Le Béguinage s’éveilla de bonne heure. Un pâle soleil, comme un symbole de vie renaissante, glissait à travers les rideaux, éclairant la gaieté des chambres et le rose animé des visages, rassérénés après les desséchantes tristesses de la Sainte-Quarantaine. Sur les seuils, les saints de pierre, grelottant encore des humidités de la veille qui, sous la gelée blanche de la nuit, s’étaient converties en chandelles diamantées, dégouttaient lentement au rayon matinal. Et un bien-être universel, la détente d’une longue oppression flottaient dans la mansuétude de ce commencement de journée, caressant comme si la nature s’associait à la réconciliation du ciel avec la terre. Des voix s’échappaient des huis, en bourdonnements de paroles ailées, montaient dans l’air parfumé d’une odeur de bouillon gras qui signalait le retour des anciennes gourmandises, le besoin d’une discrète bombance au sortir d’un jeûne rigoureux. Celles qui possédaient des relations dans la ville avaient reçu dès la veille des provisions de fête, de la tarte et des fruits, des pâtisseries sèches, quelques-unes des poulets et des quartiers de viande ; et sur les fourneaux, malgré l’heure matinale, mitonnait une cuisine qui lubrifiait à l’avance les lèvres. Ragoûtantes sous leurs robes rafraîchies, la blancheur lustrée des coiffes répercutée sur les visages en lumières mobiles et mates, les saintes filles se dirigèrent vers l’église, au brimbalement de la cloche revenue de Rome, frisque et babillarde. Chaque fois qu’elles se rencontraient, elles échangeaient entre elles des saluts souriants, dans une mutuelle abdication de toutes les petites rancunes qu’elles nourrissaient l’une contre l’autre en temps ordinaire, et des vœux, des témoignages de banale amitié volaient de bouche en bouche :

— Bonne fête de Pâques, ma sœur !

Sous le porche, un homme d’environ trente-cinq ans, robuste dans sa ragote taille, de grosses mains de tâcheron, un bon sourire sur sa face ronde rattachée au torse par un col sanguin, accueillait les béguines au fur et à mesure de leur entrée, par le souhait familier.

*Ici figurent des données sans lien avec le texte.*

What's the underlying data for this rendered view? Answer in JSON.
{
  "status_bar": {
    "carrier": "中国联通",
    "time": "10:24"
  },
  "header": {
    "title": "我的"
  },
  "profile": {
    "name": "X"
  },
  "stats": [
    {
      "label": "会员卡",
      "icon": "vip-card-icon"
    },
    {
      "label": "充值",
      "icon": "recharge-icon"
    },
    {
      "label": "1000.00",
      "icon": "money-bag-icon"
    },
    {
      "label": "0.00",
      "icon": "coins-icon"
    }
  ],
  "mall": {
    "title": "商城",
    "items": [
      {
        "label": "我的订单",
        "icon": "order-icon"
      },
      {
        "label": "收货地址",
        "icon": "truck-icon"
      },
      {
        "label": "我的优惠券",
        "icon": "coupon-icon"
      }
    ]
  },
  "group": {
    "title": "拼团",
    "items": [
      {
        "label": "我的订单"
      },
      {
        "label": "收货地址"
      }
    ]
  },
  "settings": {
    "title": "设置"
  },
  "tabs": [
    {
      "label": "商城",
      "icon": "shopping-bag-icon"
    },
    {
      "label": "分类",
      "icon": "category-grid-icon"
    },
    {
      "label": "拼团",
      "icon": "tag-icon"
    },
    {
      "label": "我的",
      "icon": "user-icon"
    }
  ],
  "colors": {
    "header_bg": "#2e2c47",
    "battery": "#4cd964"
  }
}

Et toutes répondaient, en s’inclinant à demi :

— Pareillement, monsieur Martinus !

Mais ce n’était pas pour les saluer au passage que le carillonneur de la ville arpentait depuis un quart d’heure le parvis de l’église. Ses regards enfilaient inquiètement la venelle qui s’allongeait devant lui, avec ses deux rangées uniformes de maisons étroites et basses, toutes également capuchonnées de toits de tuiles et garnies aux fenêtres de petits rideaux blancs. Dans la perspective moutonnait un fouillis de silhouettes, les plus grosses ressemblant vaguement, sous leurs coules d’un tour ample, à de lourds bousiers cheminant au soleil ; et d’autres, plus sèches, arpentaient nerveusement le pavé caillouteux avec des enjambées de faucheux. À la fin une porte s’ouvrit dans la direction que n’avaient point cessé de prendre ses yeux, et il en vit sortir un clair béguin gentiment posé sur de saines joues rouges. Alors sa bouche bonace écarquilla un sourire plus large qui finit par s’immobiliser dans les plaques vermillonnées du visage. Petit à petit, le béguin se rapprochait, sortait de la pénombre embrumée de la ruelle, entrait dans la grande lumière tranquille de la place qui précède l’église, et les joues apparaissaient à présent, sous les blancs linges empesés, comme des fruits mûrissants, d’une sève chaude et vivace. Martinus fit un pas, tendit ses paumes dans lesquelles se posèrent deux mains grasses et potes et sa jovialité naturelle se fondant tout à coup sous une émotion de jeune tendresse, il lui susurra avec un grisollement dans la voix :

— Claire, sœur Claire, j’étais venu… j’attendais… j’avais des choses à vous dire !… mais je ne sais plus quoi !

Puis se rappelant ;

— Ah ! oui, une bonne fête de Pâques !

Et il traîna sur cette phrase, s’embrouillant à la répéter de ses grosses lèvres ouvertes.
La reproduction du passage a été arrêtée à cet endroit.